Harper and Aidoo have experienced racism on campus. Both students said they have gotten used to what it is like to be a black student at BYU, but when they first arrived, it was hard.
“I just kind of felt misunderstood by lots of people, and people just kind of assumed a lot about me from just my race and ethnicity,” Harper said. “That for me was really off putting because it just meant I had to explain myself even more to people.”
Aidoo, from California, and Harper, from Indiana, said they feel like students are shocked to see them, and sometimes the other students stare at them because they are black students. “People don’t stare at me where I’m from,” Harper said.
Harper and Aidoo’s project split the solution into three steps: accept that racism is an issue, have empathy for those who suffer due to racism, and show up and help. “I think empathy is kind of where all of those things come from,” Harper said.
Aidoo added that empathy is understanding that not everyone’s experiences are the same. “When you come to BYU, it’s the Lord school; it’s the perfect place. For a lot of the students, that’s how it’s perceived as,” Aidoo said. “We fail to realize that not everyone’s experiences (are) perfect like that.”

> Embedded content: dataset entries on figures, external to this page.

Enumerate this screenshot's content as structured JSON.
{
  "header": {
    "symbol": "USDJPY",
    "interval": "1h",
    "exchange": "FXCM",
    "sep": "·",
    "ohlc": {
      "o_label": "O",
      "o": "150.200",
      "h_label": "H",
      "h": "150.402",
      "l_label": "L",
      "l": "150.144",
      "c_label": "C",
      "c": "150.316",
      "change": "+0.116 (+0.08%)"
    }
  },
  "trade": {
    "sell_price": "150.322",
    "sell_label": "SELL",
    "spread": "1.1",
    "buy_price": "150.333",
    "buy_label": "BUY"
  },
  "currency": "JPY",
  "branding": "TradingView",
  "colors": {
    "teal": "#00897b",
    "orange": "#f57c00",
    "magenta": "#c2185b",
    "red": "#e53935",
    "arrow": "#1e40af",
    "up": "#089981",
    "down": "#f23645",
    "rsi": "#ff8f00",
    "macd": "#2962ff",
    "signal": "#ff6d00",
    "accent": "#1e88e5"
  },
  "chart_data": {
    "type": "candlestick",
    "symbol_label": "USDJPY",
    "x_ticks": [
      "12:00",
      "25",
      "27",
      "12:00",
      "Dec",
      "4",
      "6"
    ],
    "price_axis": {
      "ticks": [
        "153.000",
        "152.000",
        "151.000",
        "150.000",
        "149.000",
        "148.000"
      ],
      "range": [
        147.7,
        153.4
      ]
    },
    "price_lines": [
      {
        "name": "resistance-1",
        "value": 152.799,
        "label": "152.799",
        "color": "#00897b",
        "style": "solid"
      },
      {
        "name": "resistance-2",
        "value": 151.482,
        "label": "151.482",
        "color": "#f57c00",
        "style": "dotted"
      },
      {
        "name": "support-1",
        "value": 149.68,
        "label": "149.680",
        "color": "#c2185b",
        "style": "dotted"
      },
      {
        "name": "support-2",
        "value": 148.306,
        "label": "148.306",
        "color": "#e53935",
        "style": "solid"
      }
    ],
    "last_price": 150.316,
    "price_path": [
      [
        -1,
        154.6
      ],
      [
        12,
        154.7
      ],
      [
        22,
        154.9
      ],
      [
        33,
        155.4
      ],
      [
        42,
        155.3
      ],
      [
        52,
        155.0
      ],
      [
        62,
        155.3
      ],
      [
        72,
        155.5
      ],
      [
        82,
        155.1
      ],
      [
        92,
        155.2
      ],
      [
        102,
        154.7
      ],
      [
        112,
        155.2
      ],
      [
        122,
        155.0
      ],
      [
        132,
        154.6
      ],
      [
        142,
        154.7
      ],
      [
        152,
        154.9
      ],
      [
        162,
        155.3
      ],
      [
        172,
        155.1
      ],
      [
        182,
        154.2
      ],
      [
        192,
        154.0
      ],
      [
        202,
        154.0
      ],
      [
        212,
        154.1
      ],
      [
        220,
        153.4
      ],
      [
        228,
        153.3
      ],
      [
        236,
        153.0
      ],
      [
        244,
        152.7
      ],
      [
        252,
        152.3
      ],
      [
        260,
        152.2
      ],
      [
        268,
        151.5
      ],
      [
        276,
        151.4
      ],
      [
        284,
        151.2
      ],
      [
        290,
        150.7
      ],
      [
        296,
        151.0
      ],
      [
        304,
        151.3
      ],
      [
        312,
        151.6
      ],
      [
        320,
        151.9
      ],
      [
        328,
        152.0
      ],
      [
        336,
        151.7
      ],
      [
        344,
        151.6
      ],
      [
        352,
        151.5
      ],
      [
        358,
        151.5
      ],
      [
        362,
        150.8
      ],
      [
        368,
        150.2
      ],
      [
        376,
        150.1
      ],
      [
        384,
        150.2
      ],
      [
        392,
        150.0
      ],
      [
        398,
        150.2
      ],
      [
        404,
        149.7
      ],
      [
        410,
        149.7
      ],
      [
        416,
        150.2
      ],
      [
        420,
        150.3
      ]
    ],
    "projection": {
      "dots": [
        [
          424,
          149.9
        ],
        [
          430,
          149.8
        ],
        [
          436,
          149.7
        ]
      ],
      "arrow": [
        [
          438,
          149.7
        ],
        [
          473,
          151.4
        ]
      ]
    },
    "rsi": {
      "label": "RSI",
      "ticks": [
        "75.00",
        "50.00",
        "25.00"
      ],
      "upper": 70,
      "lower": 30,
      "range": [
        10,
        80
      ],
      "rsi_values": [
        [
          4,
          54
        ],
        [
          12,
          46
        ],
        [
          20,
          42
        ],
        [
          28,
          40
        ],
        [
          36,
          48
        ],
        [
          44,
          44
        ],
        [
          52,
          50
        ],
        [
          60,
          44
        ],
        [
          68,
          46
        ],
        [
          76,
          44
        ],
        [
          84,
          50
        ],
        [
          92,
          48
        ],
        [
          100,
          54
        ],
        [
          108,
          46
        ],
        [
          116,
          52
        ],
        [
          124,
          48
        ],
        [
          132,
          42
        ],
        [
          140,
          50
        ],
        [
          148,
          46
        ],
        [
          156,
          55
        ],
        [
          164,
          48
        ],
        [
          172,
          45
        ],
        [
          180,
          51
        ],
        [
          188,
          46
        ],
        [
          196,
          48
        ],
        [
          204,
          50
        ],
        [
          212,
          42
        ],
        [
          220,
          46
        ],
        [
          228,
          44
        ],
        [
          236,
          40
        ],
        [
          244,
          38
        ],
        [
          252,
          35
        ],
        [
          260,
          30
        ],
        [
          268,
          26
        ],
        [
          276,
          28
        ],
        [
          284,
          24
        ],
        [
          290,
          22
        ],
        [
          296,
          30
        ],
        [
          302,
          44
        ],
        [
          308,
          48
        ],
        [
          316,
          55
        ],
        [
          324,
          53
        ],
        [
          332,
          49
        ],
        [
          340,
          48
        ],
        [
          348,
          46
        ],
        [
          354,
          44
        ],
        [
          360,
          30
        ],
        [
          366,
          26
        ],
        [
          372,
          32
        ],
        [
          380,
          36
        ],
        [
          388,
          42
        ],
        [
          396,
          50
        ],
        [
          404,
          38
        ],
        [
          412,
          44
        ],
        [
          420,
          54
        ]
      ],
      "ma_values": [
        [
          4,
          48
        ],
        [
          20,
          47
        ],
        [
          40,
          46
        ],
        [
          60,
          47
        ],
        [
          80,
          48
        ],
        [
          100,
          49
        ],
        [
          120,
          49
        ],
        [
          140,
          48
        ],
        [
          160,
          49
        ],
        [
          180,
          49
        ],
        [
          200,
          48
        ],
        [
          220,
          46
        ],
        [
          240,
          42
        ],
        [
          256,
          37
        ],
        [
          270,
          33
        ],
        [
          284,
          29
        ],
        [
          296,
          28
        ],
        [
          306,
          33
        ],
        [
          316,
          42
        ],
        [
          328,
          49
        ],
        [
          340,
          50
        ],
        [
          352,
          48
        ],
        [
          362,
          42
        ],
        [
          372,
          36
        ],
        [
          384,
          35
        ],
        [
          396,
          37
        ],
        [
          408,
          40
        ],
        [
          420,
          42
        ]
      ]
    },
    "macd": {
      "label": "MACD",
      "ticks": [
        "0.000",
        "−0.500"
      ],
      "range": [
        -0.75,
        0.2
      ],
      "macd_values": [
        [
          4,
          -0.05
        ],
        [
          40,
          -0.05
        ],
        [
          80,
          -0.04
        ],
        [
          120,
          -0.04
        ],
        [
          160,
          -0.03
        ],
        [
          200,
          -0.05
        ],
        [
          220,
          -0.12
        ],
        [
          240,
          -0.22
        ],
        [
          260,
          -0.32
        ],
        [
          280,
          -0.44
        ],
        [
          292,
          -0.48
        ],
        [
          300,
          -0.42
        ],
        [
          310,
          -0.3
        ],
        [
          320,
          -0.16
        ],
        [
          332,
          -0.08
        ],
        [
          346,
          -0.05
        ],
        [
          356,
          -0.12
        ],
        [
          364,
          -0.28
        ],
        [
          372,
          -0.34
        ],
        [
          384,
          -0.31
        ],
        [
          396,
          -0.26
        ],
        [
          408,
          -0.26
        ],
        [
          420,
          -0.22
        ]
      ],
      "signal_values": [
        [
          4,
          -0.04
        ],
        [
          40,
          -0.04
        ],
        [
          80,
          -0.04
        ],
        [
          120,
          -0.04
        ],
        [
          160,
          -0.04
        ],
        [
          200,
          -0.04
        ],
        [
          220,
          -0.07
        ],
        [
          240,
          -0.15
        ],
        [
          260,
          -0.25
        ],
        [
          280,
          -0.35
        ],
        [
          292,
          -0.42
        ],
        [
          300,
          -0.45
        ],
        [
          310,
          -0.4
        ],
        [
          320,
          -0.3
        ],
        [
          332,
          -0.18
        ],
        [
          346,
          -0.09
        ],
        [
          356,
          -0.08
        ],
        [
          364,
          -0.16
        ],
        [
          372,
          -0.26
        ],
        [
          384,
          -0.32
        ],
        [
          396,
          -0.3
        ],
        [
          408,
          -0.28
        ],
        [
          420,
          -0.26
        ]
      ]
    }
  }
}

Aidoo and Harper hope to see changes on the institutional level to help combat racism at BYU. Aidoo said adding a general education course about race and ethnicity like sociology 323, sociology of race and ethnicity, would help students. He also said he’d like to see a similar class for faculty members.
In addition to adding required classes on race, Aidoo said he’d like to see racism defined in the Honor Code, so it could be a reportable offense. Currently the Honor Code says students and faculty should respect others but doesn’t include anything about racist comments or attitudes.
President Worthen acknowledged the comments made at the black and immigrant panel were racist at a later Black History Month event called Perspectives. Harper said she appreciated that he addressed the issue. “I do think we have a different president that’s actually willing to at least try to figure it out,” she said.
Gonzales said he has learned a lot about what it is like to be an undocumented immigrant or a part of the LGBT community by listening to their experiences. “The important thing to do is to find people that have experiences and perspectives that come from cultures, ethnicities and races that you don’t and listen to them,” Gonzales said.
At the most recent General Conference of the Church, Elder Jeffrey R. Holland of the Quorum of the Twelve mentioned the need to end racism. “May we hope…for the gift of personal dignity for every child of God, unmarred by any form of racial, ethnic or religious prejudice,” he said during his talk about hope. Reeves said the Church and its leaders need to do more than just speak out against racism and acknowledge that some previous teachings within the Church were racist.
The Gospel Topics essay on race and the priesthood says the Church doesn’t stand by these teachings and leaders now condemn all forms of racism both in the present and the past.
“‘We taught that. We practiced, produced, created racism, and it was wrong.’ That’s what the church needs to say,” Reeve said. “Until the Church actively teaches anti-racism, we’ll be stuck with our racism.”